The box set compiles all of their original material, along with previously unreleased tracks like “Cutting Floor,” produced by Henry Rollins, and alternate versions—like the take of “Mr. Love Song” that features backing vocals from Nona Hendryx and Darlene Love. Bush Tetras were very particular about what material they released, not releasing anything too generic or commercial, which is why they didn’t release “Cutting Floor.” They didn’t even remember composing it, or how to play it, before Pop, who also served as the band’s archivist, unearthed it from his collection. While many post-punk revivalists began to forge their own dance punk sounds at the turn of the century, the Bush Tetras were oblivious to them and to being a source of inspiration to a new generation of musicians and listeners; they were busy struggling to create new music from interests outside dance punk entirely, with Place and Sley taking more of their cues from grunge and shoegaze, while Pop was looking more to the avant-garde jazz of Albert Ayler for inspiration. In addition to being the most expansive collection of their music to date, the box set boasts a 46-page LP-size bound booklet, featuring flyers and previously unreleased photos showcasing their deep friendship as a band, lyrics to all of their songs, and an original essay on the band by Marc Masters, author of No Wave, the definitive text on the scene the band emerged from. There are also micro essays by artists who worked closely with the band like Nona Hendryx and Topper Headon, among others.

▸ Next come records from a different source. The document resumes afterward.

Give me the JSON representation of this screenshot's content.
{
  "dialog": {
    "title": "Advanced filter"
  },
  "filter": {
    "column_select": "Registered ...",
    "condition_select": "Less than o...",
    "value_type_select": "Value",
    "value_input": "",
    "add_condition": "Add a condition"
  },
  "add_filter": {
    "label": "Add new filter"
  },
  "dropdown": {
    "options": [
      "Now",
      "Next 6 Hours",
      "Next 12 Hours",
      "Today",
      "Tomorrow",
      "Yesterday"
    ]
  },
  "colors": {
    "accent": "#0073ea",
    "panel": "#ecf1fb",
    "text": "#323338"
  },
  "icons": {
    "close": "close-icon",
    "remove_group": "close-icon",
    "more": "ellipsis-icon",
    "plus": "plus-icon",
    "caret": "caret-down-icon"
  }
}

The work of preserving the history of the band is ongoing and the box set is just the beginning. They anticipate finding a lot more stuff to preserve in the wake of Pop’s death, as he recorded all of the band’s shows from 1980 to 1990, including notes on each one. But despite Pop’s passing, there are no plans for the Bush Tetras to resign themselves to eternal life on the museum walls and in the liner notes of this box set while they are still here. “We love playing live, we’re going to continue playing,” Sley says.